OpenAI Reveals Reinforcement Learning Secrets, Intense Competition Among Chinese AI Companies

OpenAI Releases Research on Inference Models
On February 12, OpenAI revealed the secrets behind its O-series reinforcement learning, influenced by Chinese AI companies. OpenAI released a research paper titled "Competitive Programming with Large Reasoning Models," showcasing three inference models: o1, o1-ioi, and o3, and their performance in the IOI (International Olympiad in Informatics) and CodeForces (a globally recognized online programming competition). According to the paper, in IOI 2024, o3 achieved a gold medal with 395.64 points under strict rules, and its performance on CodeForces was comparable to that of top human competitors.
Breakthroughs by Chinese AI Companies
The paper also mentioned that Chinese companies DeepSeek-R1 and Kimi k1.5, through independent research, showed that using the Chain-of-Thought (COT) method significantly enhances the performance of models in mathematical problem-solving and programming challenges. R1 and k1.5 are new inference models released simultaneously by DeepSeek and Kimi on January 20. These model releases mark a significant breakthrough for Chinese AI companies in the global competition.

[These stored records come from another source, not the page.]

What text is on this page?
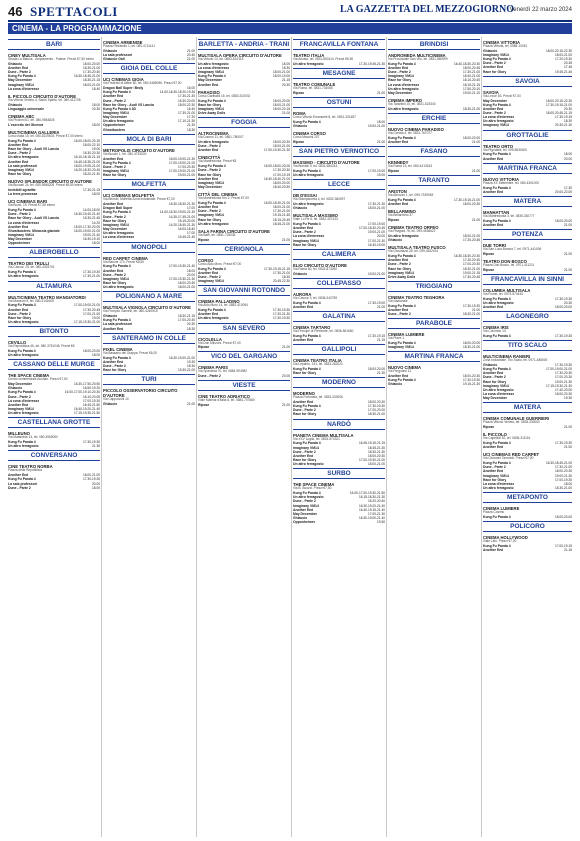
46 SPETTACOLI	LA GAZZETTA DEL MEZZOGIORNO
Venerdì 22 marzo 2024
CINEMA - LA PROGRAMMAZIONE
BARI
CINEY MULTISALA
Strada La Bianca - Ampiamente - Palese. Prezzi €7,50 intero
Ghiaccio	18.00-20.00
Another End	18.30-21.00
Dune - Parte 2	17.30-20.40
Kung Fu Panda 4	16.30-18.45-21.00
May December	18.30-21.15
Imaginary VM14	18.00-21.00
La zona d'interesse	18.40
IL PICCOLO CIRCUITO D'AUTORE
Via Vittorio Veneto 4, Santo Spirito. tel. 080-411708
Ghiaccio	18.00
Linguaggio universale	20.30
CINEMA ABC
Via Piccinni 61, tel. 080-9564826
L'esercito del Ginevra	18.00
MULTICINEMA GALLERIA
Corso Italia 15, tel. 080-5219603. Prezzi €7,00 intero
Kung Fu Panda 4	16.00-18.00-20.15
Another End	18.00-22.10
Race for Glory - Audi VS Lancia	19.00
Dune - Parte 2	16.30-20.30
Un altro ferragosto	16.10-18.15-21.15
Another End	16.45-18.35-21.00
La sala professori	18.00-19.05-21.00
Imaginary VM14	16.20-18.30-20.45
Race for Glory	18.20-21.30
NUOVO SPLENDOR CIRCUITO D'AUTORE
Via Buccari 24, tel. 080-5968209. Prezzi €6,50 intero
Invisibili sgradite	17.30-21.15
La terra promessa	18.00
UCI CINEMAS BARI
Via Bozzi, 19. Prezzi €7,50 intero
Kung Fu Panda 4	14.00-18.00
Dune - Parte 2	16.30-19.40-21.40
Race for Glory - Audi VS Lancia	15.30-21.45
La zona d'interesse	14.20
Another End	15.00-17.30-20.00
Ghostbusters: Minaccia glaciale	16.00-19.00-21.00
Imaginary VM14	19.00-21.40
May December	16.30-19.10
Opponheimer	18.00
ALBEROBELLO
TEATRO DEI TRULLI
Via Cavour, 25, tel. 080-4325701
Kung Fu Panda 4	17.30-19.30
Un altro ferragosto	17.30-21.00
ALTAMURA
MULTICINEMA TEATRO MANGIATORDI
Via Manzoni 5, tel. 080-3141605
Kung Fu Panda 4	17.00-19.00-21.00
Another End	17.30-20.45
Dune - Parte 2	17.00-21.00
Race for Glory	19.00
Un altro ferragosto	17.15-19.30-21.00
BITONTO
CEVILLO
Via Repubblica 46, tel. 080-3751048. Prezzi €6
Kung Fu Panda 4	18.00-20.00
Un altro ferragosto	18.00
CASSANO DELLE MURGE
THE SPACE CINEMA
Centro commerciale Auchan. Prezzi €7,50
May December	16.30-17.50-20.50
Ghiaccio	16.50-19.20
Kung Fu Panda 4	16.00-17.00-19.10-20.30
Dune - Parte 2	16.10-20.05
La zona d'interesse	17.00-19.30
Another End	16.45-21.50
Imaginary VM14	16.40-19.20-21.40
Un altro ferragosto	17.15-19.35-21.50
CASTELLANA GROTTE
MILLEUNO
Via Matarrese 14, tel. 080-4965000
Kung Fu Panda 4	17.30-19.30
Un altro ferragosto	21.30
CONVERSANO
CINE TEATRO NORBA
Piazza della Repubblica
Another End	18.00-21.00
Kung Fu Panda 4	17.30-19.30
La sala professori	20.00
Dune - Parte 2	18.00
CINEMA ARMENISE
Piazza Plebiscito 1, tel. 080-4711141
Ghiaccio	21.00
La sala professori	20.40
Ghiaccio Gall	21.00
GIOIA DEL COLLE
UCI CINEMAS GIOIA
Via Federici di Alfine 80, tel. 080-3485096. Prezzi €7,00
Dragon Ball Super: Broly	16.00
Kung Fu Panda 4	14.00-16.30-18.20-19.30
Another End	17.30-21.30
Dune - Parte 2	16.30-20.00
Race for Glory - Audi VS Lancia	18.00-22.30
Kung Fu Panda 4 3D	16.40
Imaginary VM14	17.30-21.00
May December	17.20
Un altro ferragosto	17.10-21.30
Opponheimer	21.30
Ghostbusters	18.30
MOLA DI BARI
METROPOLIS CIRCUITO D'AUTORE
Via Bucchi 1, tel. 080-4733000
Another End	16.00-19.00-21.30
Kung Fu Panda 4	17.00-19.00-21.00
Dune - Parte 2	17.00-20.30
Imaginary VM14	17.00-19.00-21.00
Race for Glory	19.00-21.00
MOLFETTA
UCI CINEMAS MOLFETTA
Via Bitonto, Molfetta Zona Industriale. Prezzi €7,00
Another End	15.30-18.30-21.30
Dragon Ball Super	17.00
Kung Fu Panda 4	14.00-16.30-19.00-21.30
Dune - Parte 2	14.30-17.45-21.00
Race for Glory	15.15-20.00
Imaginary VM14	14.20-18.40-21.30
May December	16.00-18.40
Un altro ferragosto	17.00
La zona d'interesse	15.45-21.40
MONOPOLI
RED CARPET CINEMA
Via Baione 173. Prezzi €8,50
Kung Fu Panda 4	17.00-19.30-21.40
Another End	18.00
Dune - Parte 2	20.00
Imaginary VM14	17.00-19.30-21.30
Race for Glory	18.00-20.30
Un altro ferragosto	18.00-21.00
POLIGNANO A MARE
MULTISALA VIGNOLA CIRCUITO D'AUTORE
Via Pompeo Sarnelli, tel. 080-4240515
Ghiaccio	18.30-21.15
Kung Fu Panda 4	17.00-20.30
La sala professori	20.30
Another End	18.30
SANTERAMO IN COLLE
PIXEL CINEMA
Via Bassano del Grappa. Prezzi €6,00
Kung Fu Panda 4	16.30-19.00-21.00
Another End	19.30
Dune - Parte 2	18.30
Race for Glory	19.30-21.00
TURI
PICCOLO OSSERVATORIO CIRCUITO D'AUTORE
Via Cappuccini 10
Ghiaccio	21.00
BARLETTA - ANDRIA - TRANI
MULTISALA OPERA CIRCUITO D'AUTORE
Via Vittorio 14, tel. 0883-510315
Un altro ferragosto	18.00
La zona d'interesse	18.30
Imaginary VM14	18.00-21.00
Kung Fu Panda 4	18.00-19.00
May December	21.15
Another End	20.30
PARADISO
Corso Garibaldi 15, tel. 0883-510032
Kung Fu Panda 4	18.00-20.00
Race for Glory	18.00-21.00
Imaginary VM14	18.00-20.15
Drive Away Dolls	21.00
FOGGIA
ALTROCINEMA
Via Duomo 11, tel. 0881-780007
Un altro ferragosto	18.00-20.30
Dune - Parte 2	18.00-21.00
Another End	17.00-19.30-21.30
CINECITTÀ
Via Manfredonia. Prezzi €8
Kung Fu Panda 4	16.00-18.00-20.00
Dune - Parte 2	17.30-20.30
Race for Glory	17.00-19.15
Another End	16.40-18.40-21.00
Imaginary VM14	18.00-20.00
May December	18.40-20.50
CITTÀ DEL CINEMA
Via Manfredonia Km 2. Prezzi €7,00
Kung Fu Panda 4	16.00-18.30-21.00
Another End	18.00-21.00
Dune - Parte 2	17.30-21.00
Imaginary VM14	19.15-21.45
Race for Glory	18.15-20.45
Un altro ferragosto	18.45-21.00
SALA FARINA CIRCUITO D'AUTORE
Via Baffi, tel. 0881-725035
Ripose	21.00
CERIGNOLA
CORSO
Corso Aldo Moro. Prezzi €7,00
Kung Fu Panda 4	17.30-19.15-21.15
Another End	17.30-21.00
Dune - Parte 2	18.30
Imaginary VM14	20.45-22.30
SAN GIOVANNI ROTONDO
CINEMA PALLADINO
Via Aldo Moro 14, tel. 0882-410094
Kung Fu Panda 4	17.30-19.30
Another End	17.30-21.30
Un altro ferragosto	17.30-19.30
SAN SEVERO
CICOLELLA
Via Don Minzoni. Prezzi €7,00
Ripose	21.00
VICO DEL GARGANO
CINEMA PARIS
Via Spaventa 70, tel. 0884-994982
Dune - Parte 2	20.00
VIESTE
CINE TEATRO ADRIATICO
Viale Marinai d'Italia 8, tel. 0884-707680
Ripose	21.00
FRANCAVILLA FONTANA
TEATRO ITALIA
Via Ariosto, tel. 0831-853114. Prezzi €6,50
Un altro ferragosto	17.30-19.45-21.30
MESAGNE
TEATRO COMUNALE
Via Roma, tel. 0831-734065
Ripose	21.00
OSTUNI
ROMA
Corso Vittorio Emanuele 8, tel. 0831-331487
Kung Fu Panda 4	18.00
Ghiaccio	19.00-21.00
CINEMA CORSO
Corso Mazzini 207
Ripose	21.00
SAN PIETRO VERNOTICO
MASSIMO - CIRCUITO D'AUTORE
Via Brindisi 9, tel. 0831-654314
Kung Fu Panda 4	17.00-19.00
Un altro ferragosto	19.00
LECCE
DB D'ESSAI
Via Stampacchia 4, tel. 0832-360097
Un altro ferragosto	17.30-21.30
Ghiaccio	18.00-21.00
MULTISALA MASSIMO
Viale Lo Re 6, tel. 0832-307433
Kung Fu Panda 4	17.00-19.00
Another End	17.00-18.30-20.45
Dune - Parte 2	19.00-21.00
La zona d'interesse	20.00
Imaginary VM14	17.00-21.30
Race for Glory	16.30-19.00
CALIMERA
ELIO CIRCUITO D'AUTORE
Via Roma 50, tel. 0832-873250
Ghiaccio	19.00-21.00
COLLEPASSO
AURORA
Via Cavour 3, tel. 0836-342759
Kung Fu Panda 4	17.30-19.00
Another End	21.00
GALATINA
CINEMA TARTARO
Via Principe di Piemonte, tel. 0836-561660
Kung Fu Panda 4	17.30-19.15
Another End	21.15
GALLIPOLI
CINEMA TEATRO ITALIA
Via Lepanto, 141, tel. 0833-262021
Kung Fu Panda 4	18.00-20.00
Race for Glory	21.30
MODERNO
MODERNO
Piazza Fortunato, tel. 0833-333006
Another End	18.00-20.30
Kung Fu Panda 4	17.30-19.30
Dune - Parte 2	17.00-20.00
Race for Glory	18.30-21.00
NARDÒ
PIANETA CINEMA MULTISALA
Via XXV Luglio, tel. 0833-574321
Kung Fu Panda 4	16.45-19.15-21.15
Imaginary VM14	18.45-21.30
Dune - Parte 2	18.30-21.30
Another End	18.00-20.30
Race for Glory	17.00-19.30-21.00
Un altro ferragosto	18.00-21.00
SURBO
THE SPACE CINEMA
Via B. Buozzi. Prezzi €7,50
Kung Fu Panda 4	16.00-17.00-19.30-21.50
Un altro ferragosto	16.15-18.30-21.30
Dune - Parte 2	16.20-20.40
Imaginary VM14	16.30-19.20-21.40
Another End	16.40-19.15-21.40
May December	17.00-21.30
Ghiaccio	16.30-19.00-21.40
Opponheimer	19.50
BRINDISI
ANDROMEDA MULTICINEMA
Via Provinciale San Vito, tel. 0831-560999
Kung Fu Panda 4	16.40-18.30-20.30
Another End	18.00-20.45
Dune - Parte 2	17.30-21.00
Imaginary VM14	18.40-21.00
Race for Glory	18.10-20.40
La zona d'interesse	18.15-21.15
Un altro ferragosto	17.50-20.10
May December	19.00-21.10
CINEMA IMPERO
Via Tarantini 10, tel. 0831-523340
Un altro ferragosto	18.30-21.00
ERCHIE
NUOVO CINEMA PARADISO
Via Gorizia 4, tel. 0831-767077
Kung Fu Panda 4	18.00-20.00
Another End	21.00
FASANO
KENNEDY
Via Roma 15, tel. 080-4413163
Ripose	21.00
TARANTO
ARISTON
Via Abruzzo 1, tel. 099-7339063
Kung Fu Panda 4	17.30-19.15-21.00
Another End	18.00-20.30
BELLARMINO
Via Bellarmino 37
Ripose	21.00
CINEMA TEATRO ORFEO
Via Pitagora 78, tel. 099-4536622
Un altro ferragosto	18.00-21.00
Ghiaccio	17.30-20.45
MULTISALA TEATRO FUSCO
Via Giovinazzi 28, tel. 099-4532041
Kung Fu Panda 4	16.30-18.30-20.30
Another End	17.30-20.40
Dune - Parte 2	17.00-20.30
Race for Glory	18.30-21.00
Imaginary VM14	19.00-21.15
Drive Away Dolls	17.30-20.45
TRIGGIANO
CINEMA TEATRO TEGHORA
Via Nazionale
Kung Fu Panda 4	17.30-19.30
Another End	21.00
Dune - Parte 2	18.30-21.00
PARABOLE
CINEMA LUMIERE
Via Piave 1
Kung Fu Panda 4	18.00-20.00
Imaginary VM14	18.30-21.00
MARTINA FRANCA
NUOVO CINEMA
Via Pergolesi 12
Another End	18.00-20.30
Kung Fu Panda 4	17.30-19.30
Ghiaccio	19.15-21.30
CINEMA VITTORIA
Piazza Vittoria, tel. 0985-10051
Ghiaccio	18.00-20.15-22.30
Imaginary VM14	18.00-21.00
Kung Fu Panda 4	17.20-19.30
Dune - Parte 2	20.45
Another End	17.45
Race for Glory	19.45-21.40
SAVOIA
SAVOIA
Via Lecce 63. Prezzi €7,00
May December	18.00-20.15-22.30
Kung Fu Panda 4	17.30-19.15-21.00
Another End	20.30
Dune - Parte 2	18.00-20.45-21.15
La zona d'interesse	17.30-19.15
Un altro ferragosto	18.30
Imaginary VM14	20.30-21.30
GROTTAGLIE
TEATRO ORTO
Via Pignatelli, tel. 099-5630400
Kung Fu Panda 4	18.00
Another End	20.00
MARTINA FRANCA
NUOVO VITTORIA
Piazza XX Settembre, tel. 080-4301000
Kung Fu Panda 4	17.30
Another End	20.00-22.00
MATERA
MANHATTAN
Via Manfredonia 3, tel. 0835-330777
Kung Fu Panda 4	18.00-20.00
Another End	21.00
POTENZA
DUE TORRI
Via San Luca Branca 7, tel. 0971-441006
Ripose	21.00
TEATRO DON BOSCO
Piazza Don Bosco, tel. 0971-411211
Ripose	21.00
FRANCAVILLA IN SINNI
COLUMBIA MULTISALA
Via Fiume, tel. 0973-574444
Kung Fu Panda 4	17.30-19.30
Un altro ferragosto	20.30
Another End	18.00-20.00
LAGONEGRO
CINEMA IRIS
Via Colombo 14
Kung Fu Panda 4	17.30-19.30
TITO SCALO
MULTICINEMA RANIERI
Zona Industriale, Tito Scalo, tel. 0971-485000
Ghiaccio	17.30-19.30
Kung Fu Panda 4	17.00-19.00-21.00
Another End	17.30-20.30
Dune - Parte 2	17.00-20.30
Race for Glory	19.00-21.30
Imaginary VM14	17.15-19.30-21.30
Un altro ferragosto	17.40-20.00
La zona d'interesse	18.00-20.30
May December	19.30
MATERA
CINEMA COMUNALE GUERRIERI
Piazza Vittorio Veneto, tel. 0835-330000
Ripose	21.00
IL PICCOLO
Via Capelluti 52, tel. 0835-311116
Kung Fu Panda 4	17.30-19.30
Another End	21.00
UCI CINEMAS RED CARPET
Via Giovanni Tancredi. Prezzi €7,00
Kung Fu Panda 4	16.30-18.45-21.00
Dune - Parte 2	17.30-21.00
Another End	18.00-20.30
Imaginary VM14	19.00-21.30
Race for Glory	17.00-19.30
La zona d'interesse	18.00
Un altro ferragosto	18.30-21.00
METAPONTO
CINEMA LUMIERE
Piazza Cosimo
Kung Fu Panda 4	18.00-20.00
POLICORO
CINEMA HOLLYWOOD
Viale Lido. Prezzi €7,00
Kung Fu Panda 4	17.00-19.15
Another End	21.15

Performance Improvement through Reinforcement Learning
The paper compared the performance of large language models trained with reinforcement learning (RL) on complex coding and reasoning tasks. It found that adding reinforcement learning training significantly improved the performance of models, bringing them closer to world-class human competitors. These models will unlock new experiences in AI applications in science, coding, and mathematics.
Future Outlook
The competition between OpenAI and Chinese AI companies in the fields of inference models and reinforcement learning is accelerating the development of AI technology. As these technologies continue to advance, we can expect more applications of AI in scientific research, programming competitions, and mathematical problem-solving, leading to more efficient and intelligent solutions. This AI competition has not only brought innovation to the industry but also provided global users with more choices and possibilities.
Conclusion
OpenAI's public release of the O-series reinforcement learning secrets demonstrates its excellence in competitive programming and highlights the rapid rise of Chinese AI companies in this field. By employing reinforcement learning and Chain-of-Thought methods, model performance has significantly improved, paving the way for new applications of AI in science, coding, and mathematics. As technology continues to progress, AI will demonstrate its powerful potential and application value in more fields.